Roengrudee Pathanavanich, associate professor and physician in the Department of Community Medicine at Ramathibodi Hospital Faculty of Medicine, said that according to a 2024–2025 survey on e-cigarette use in Thailand involving more than 25,000 people, the number of e-cigarette users aged 15 and over increased by more than 1.7 million over the past five years compared with the previous 2019–2020 survey. She said e-cigarettes have led to more new smokers, especially among children and adolescents.
She also said that more than one-third of current e-cigarette users had started using them for the first time within the past year, while also having no prior history of conventional cigarette use. She therefore said e-cigarettes are not a harm reduction strategy and do not reduce conventional cigarette smoking as claimed. She said there is no reason to accept or legalise them, adding that lessons from many countries show that countries banning e-cigarettes have lower youth use rates than countries where they are legal.
Nataya Promthong, director of the Central Public Policy Bureau of the National Health Commission Office, said the various opinions and proposals from the forum will be compiled and submitted to the National Health Commission in order to define future cooperation with different sectors.
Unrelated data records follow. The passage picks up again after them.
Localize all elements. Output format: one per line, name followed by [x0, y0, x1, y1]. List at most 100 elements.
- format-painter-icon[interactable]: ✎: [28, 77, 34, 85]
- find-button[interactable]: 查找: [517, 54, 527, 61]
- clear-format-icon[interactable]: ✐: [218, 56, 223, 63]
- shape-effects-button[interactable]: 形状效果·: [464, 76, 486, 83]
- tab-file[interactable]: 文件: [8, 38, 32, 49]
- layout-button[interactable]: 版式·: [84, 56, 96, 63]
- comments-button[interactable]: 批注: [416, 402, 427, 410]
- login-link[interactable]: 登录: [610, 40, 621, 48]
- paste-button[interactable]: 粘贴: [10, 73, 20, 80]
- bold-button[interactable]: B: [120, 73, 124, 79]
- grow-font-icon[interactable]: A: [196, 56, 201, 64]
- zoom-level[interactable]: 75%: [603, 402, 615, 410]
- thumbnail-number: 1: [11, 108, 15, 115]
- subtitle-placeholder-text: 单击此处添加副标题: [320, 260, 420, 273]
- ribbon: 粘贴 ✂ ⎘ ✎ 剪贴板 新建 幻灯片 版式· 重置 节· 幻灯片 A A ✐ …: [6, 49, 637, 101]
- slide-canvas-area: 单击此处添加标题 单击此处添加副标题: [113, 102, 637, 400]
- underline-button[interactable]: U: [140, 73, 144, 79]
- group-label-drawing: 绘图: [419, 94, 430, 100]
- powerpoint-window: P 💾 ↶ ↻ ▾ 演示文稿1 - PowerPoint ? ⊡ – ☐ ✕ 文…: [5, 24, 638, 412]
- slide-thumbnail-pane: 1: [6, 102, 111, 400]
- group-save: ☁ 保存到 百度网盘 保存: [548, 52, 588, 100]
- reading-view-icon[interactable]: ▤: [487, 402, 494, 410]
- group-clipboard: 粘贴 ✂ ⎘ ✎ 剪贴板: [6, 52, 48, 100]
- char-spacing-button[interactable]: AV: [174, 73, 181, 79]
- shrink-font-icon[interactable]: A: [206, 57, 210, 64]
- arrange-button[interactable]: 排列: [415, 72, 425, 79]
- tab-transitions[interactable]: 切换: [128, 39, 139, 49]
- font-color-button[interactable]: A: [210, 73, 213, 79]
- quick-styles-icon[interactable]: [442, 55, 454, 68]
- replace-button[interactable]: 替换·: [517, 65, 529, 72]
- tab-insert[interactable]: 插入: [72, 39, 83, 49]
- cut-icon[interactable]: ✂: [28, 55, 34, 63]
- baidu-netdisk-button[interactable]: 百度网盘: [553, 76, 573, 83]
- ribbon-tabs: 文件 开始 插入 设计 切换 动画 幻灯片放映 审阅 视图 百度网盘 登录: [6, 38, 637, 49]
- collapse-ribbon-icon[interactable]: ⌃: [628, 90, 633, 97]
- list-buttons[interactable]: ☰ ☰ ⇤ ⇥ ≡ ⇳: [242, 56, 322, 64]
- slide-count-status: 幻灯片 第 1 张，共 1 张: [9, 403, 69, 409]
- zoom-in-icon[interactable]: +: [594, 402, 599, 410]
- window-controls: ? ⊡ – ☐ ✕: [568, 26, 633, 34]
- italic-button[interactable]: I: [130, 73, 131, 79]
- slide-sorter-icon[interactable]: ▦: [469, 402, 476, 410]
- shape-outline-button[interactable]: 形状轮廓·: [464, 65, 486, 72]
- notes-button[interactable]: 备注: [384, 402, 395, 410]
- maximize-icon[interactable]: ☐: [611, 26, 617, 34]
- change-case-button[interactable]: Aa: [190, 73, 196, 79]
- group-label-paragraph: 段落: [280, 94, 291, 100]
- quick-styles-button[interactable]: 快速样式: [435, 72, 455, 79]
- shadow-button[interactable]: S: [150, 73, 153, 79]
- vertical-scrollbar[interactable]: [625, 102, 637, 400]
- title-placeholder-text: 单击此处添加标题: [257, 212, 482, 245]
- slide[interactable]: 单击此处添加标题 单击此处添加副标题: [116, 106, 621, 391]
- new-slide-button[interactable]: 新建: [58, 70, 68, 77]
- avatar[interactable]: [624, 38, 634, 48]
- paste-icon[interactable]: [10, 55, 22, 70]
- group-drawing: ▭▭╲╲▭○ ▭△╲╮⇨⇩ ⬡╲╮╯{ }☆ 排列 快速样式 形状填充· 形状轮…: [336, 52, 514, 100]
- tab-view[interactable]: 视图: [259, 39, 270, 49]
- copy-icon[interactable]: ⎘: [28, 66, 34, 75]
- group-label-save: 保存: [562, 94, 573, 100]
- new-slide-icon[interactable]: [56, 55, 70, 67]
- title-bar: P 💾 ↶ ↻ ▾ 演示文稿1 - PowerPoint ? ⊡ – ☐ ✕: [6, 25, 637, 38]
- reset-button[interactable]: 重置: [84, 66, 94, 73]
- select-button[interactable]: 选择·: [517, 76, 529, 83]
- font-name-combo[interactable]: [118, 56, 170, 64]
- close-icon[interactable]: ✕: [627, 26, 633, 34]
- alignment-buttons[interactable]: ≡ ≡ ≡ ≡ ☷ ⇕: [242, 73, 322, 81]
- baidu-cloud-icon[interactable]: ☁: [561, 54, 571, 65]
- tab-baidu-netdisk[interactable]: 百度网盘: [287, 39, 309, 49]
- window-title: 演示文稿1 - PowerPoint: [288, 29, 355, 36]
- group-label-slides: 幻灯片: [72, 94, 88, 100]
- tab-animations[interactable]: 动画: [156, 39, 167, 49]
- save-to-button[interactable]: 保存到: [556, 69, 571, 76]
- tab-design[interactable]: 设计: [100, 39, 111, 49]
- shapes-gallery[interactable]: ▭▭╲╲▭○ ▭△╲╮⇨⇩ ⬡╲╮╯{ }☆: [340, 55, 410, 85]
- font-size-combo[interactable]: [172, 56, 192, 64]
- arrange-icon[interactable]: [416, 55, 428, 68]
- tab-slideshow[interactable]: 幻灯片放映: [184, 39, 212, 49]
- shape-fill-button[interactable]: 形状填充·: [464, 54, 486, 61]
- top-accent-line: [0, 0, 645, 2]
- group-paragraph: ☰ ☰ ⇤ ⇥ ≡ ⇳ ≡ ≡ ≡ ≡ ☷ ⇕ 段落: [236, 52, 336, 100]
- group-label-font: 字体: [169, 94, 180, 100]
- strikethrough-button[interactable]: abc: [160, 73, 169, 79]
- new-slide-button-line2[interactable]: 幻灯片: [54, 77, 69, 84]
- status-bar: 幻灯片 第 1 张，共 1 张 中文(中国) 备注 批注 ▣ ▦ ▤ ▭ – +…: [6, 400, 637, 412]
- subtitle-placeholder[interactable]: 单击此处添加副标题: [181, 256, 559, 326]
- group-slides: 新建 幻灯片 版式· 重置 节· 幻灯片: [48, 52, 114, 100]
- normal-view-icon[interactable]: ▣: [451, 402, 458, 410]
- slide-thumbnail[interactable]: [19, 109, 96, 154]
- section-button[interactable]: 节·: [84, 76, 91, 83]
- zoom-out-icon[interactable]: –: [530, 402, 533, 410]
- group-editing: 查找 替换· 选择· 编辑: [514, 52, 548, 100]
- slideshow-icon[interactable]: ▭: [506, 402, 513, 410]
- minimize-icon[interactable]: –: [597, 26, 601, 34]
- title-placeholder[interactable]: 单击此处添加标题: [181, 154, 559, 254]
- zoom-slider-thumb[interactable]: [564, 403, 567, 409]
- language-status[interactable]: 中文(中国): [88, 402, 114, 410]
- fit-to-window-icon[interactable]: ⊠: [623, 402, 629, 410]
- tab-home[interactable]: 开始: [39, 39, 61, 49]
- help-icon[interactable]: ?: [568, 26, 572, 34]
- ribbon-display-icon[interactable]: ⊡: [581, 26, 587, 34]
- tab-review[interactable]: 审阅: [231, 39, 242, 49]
She also said work would continue through 13 regional mechanisms to improve coordination on e-cigarette issues across the country.
The forum also highlighted remaining gaps that still need to be addressed, including the lack of alignment among state agencies in preventing interference from the tobacco industry, the lack of a dedicated law specifically for e-cigarettes, and the fact that management of e-cigarettes is currently carried out under several laws overseen by multiple agencies, creating problems related to definitions, interpretation, authority and direction. It also noted that sales have shifted from storefronts to online channels, with sellers using online platforms that are difficult for state agencies to coordinate with. Awareness-building at the school level also remains limited, with some teachers and parents still lacking sufficient knowledge, understanding and awareness of the issue.
Among the proposals and recommendations reflected by participants were a call for the Office of the Prime Minister’s Secretariat to set guidelines or a central standard to prevent policy interference by the tobacco industry in accordance with the World Health Organization Framework Convention on Tobacco Control, so that other agencies could adapt the standard to their own contexts. Participants also proposed that provincial governors declare e-cigarettes a provincial agenda issue in order to trigger whole-of-province action. They further suggested using policy as the driving force and establishing integrated working groups capable of linking laws and agency practices while no specific e-cigarette law yet exists.